Business News Labels & Publishers

French label closes, explains challenges of French market

By | Published on Monday 21 March 2011

Institudes

French electronic label Institubes has announced it is shutting its doors, saying that the only way for a label to stay in business these days is to pursue brand alliances and sync deals, and that’s not really something its owners are interested in doing. Which is fair enough, I suppose. Of course, the French record industry, more than most, has seen record sales slide into almost nothing in recent years.

In a parting post, the label’s founders Jean-René Etienne and Emile Shahidi recall how they spent five years building an audience for their label and artists only to find that “once that’s done and you have something resembling an audience, it becomes apparent that this is not really your job – your job is to reconcile the public with the very idea of buying records”.

Outlining the challenges facing smaller labels in a recorded music market that has shrunk as much as it has in France, they continued…
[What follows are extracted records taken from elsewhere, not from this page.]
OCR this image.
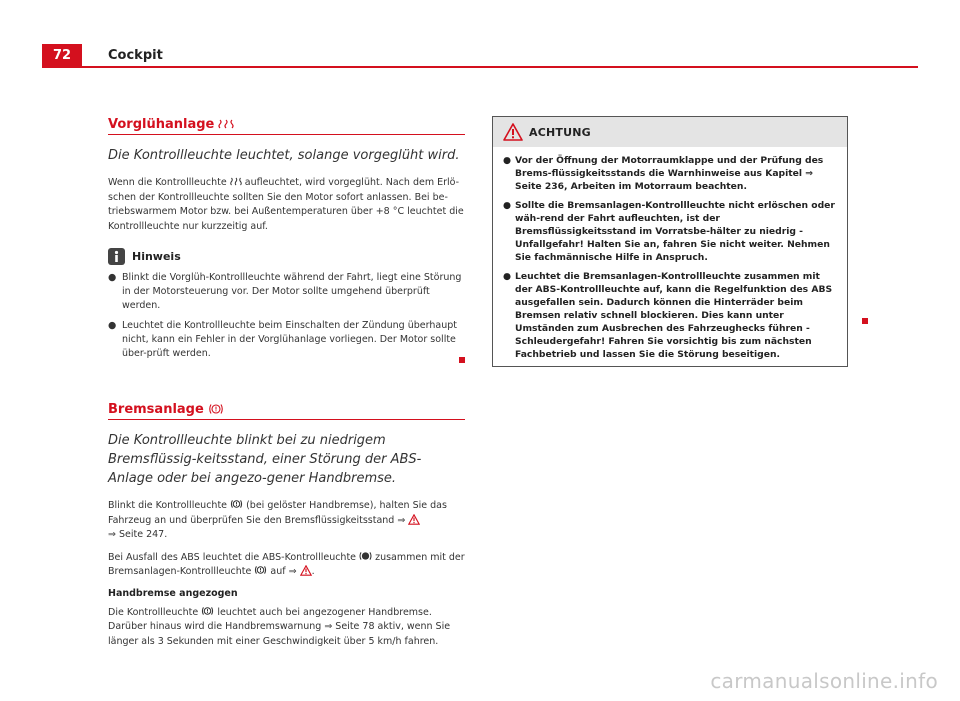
72	Cockpit
Vorglühanlage
Die Kontrollleuchte leuchtet, solange vorgeglüht wird.

Wenn die Kontrollleuchte aufleuchtet, wird vorgeglüht. Nach dem Erlö-schen der Kontrollleuchte sollten Sie den Motor sofort anlassen. Bei be-triebswarmem Motor bzw. bei Außentemperaturen über +8 °C leuchtet die Kontrollleuchte nur kurzzeitig auf.

Hinweis
● Blinkt die Vorglüh-Kontrollleuchte während der Fahrt, liegt eine Störung in der Motorsteuerung vor. Der Motor sollte umgehend überprüft werden.
● Leuchtet die Kontrollleuchte beim Einschalten der Zündung überhaupt nicht, kann ein Fehler in der Vorglühanlage vorliegen. Der Motor sollte über-prüft werden.
Bremsanlage
Die Kontrollleuchte blinkt bei zu niedrigem Bremsflüssig-keitsstand, einer Störung der ABS-Anlage oder bei angezo-gener Handbremse.

Blinkt die Kontrollleuchte (bei gelöster Handbremse), halten Sie das Fahrzeug an und überprüfen Sie den Bremsflüssigkeitsstand ⇒
⇒ Seite 247.

Bei Ausfall des ABS leuchtet die ABS-Kontrollleuchte zusammen mit der Bremsanlagen-Kontrollleuchte auf ⇒ .

Handbremse angezogen

Die Kontrollleuchte leuchtet auch bei angezogener Handbremse. Darüber hinaus wird die Handbremswarnung ⇒ Seite 78 aktiv, wenn Sie länger als 3 Sekunden mit einer Geschwindigkeit über 5 km/h fahren.

ACHTUNG
● Vor der Öffnung der Motorraumklappe und der Prüfung des Brems-flüssigkeitsstands die Warnhinweise aus Kapitel ⇒ Seite 236, Arbeiten im Motorraum beachten.
● Sollte die Bremsanlagen-Kontrollleuchte nicht erlöschen oder wäh-rend der Fahrt aufleuchten, ist der Bremsflüssigkeitsstand im Vorratsbe-hälter zu niedrig - Unfallgefahr! Halten Sie an, fahren Sie nicht weiter. Nehmen Sie fachmännische Hilfe in Anspruch.
● Leuchtet die Bremsanlagen-Kontrollleuchte zusammen mit der ABS-Kontrollleuchte auf, kann die Regelfunktion des ABS ausgefallen sein. Dadurch können die Hinterräder beim Bremsen relativ schnell blockieren. Dies kann unter Umständen zum Ausbrechen des Fahrzeughecks führen - Schleudergefahr! Fahren Sie vorsichtig bis zum nächsten Fachbetrieb und lassen Sie die Störung beseitigen.
carmanualsonline.info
“We’re closing shop because the operation is losing too much money, this much is clear. Most of what we could have done to prevent or delay this outcome reside in two words: lifestyle and branding. Investing in t-shirts and co-branding, scoring ‘collaborations’ or sponsorship deals with deep-pocketed companies. I have but a regret: we actually did it sometimes. We should have said no more often.

Bands struggling to get together with brands, artists and audience deriving more validity from corporate interest than from anything else, bands happy to learn that in the future they would have to ‘take charge of their own promotion’: this wasn’t for us. In other words, on our small scale, we should have been able to carve a non-capitalist niche within the larger corporate world. I thought, being young and naive when we started, that ‘underground’ meant just that.

The fact that ours is a struggling industry, where 90% of your time is spent ‘staying afloat’, obscures an important fact: we are still playing by the rules that got us fucked in the first place. The way we do business is defective: our values are defective, our contracts are defective, our post-Napster economy itself is defective.

I just read an article by a label owner who states that ‘anything we can do to stay afloat should be condoned’. I don’t think so, no. Staying afloat by any means necessary is a meaningless pursuit. The only honest way for a record label to make money is by selling records. We’ve always been uneasy about selling anything else.

And our current cultural economy isn’t healthy either. Consumer practices are fucked. You don’t need me to tell you that music is devalued. Not only because we no longer sell shit (and even when you do, it’s hard to shake the feeling that you’re selling free shit), but also because tracks are peaking faster than tumblr memes.

In our historical moment, music is everywhere but second or third or tenth to many other interests and areas of culture. Fashion, Apple, video games, ‘devices’, social media, etc. And that’s cool, I guess. But I don’t want to have to be a function of fashion. Nor do I want to urge an artist to publish half-baked tracks every month in order to stay “relevant”. Depleted accounts is one thing, but depleted attentions?”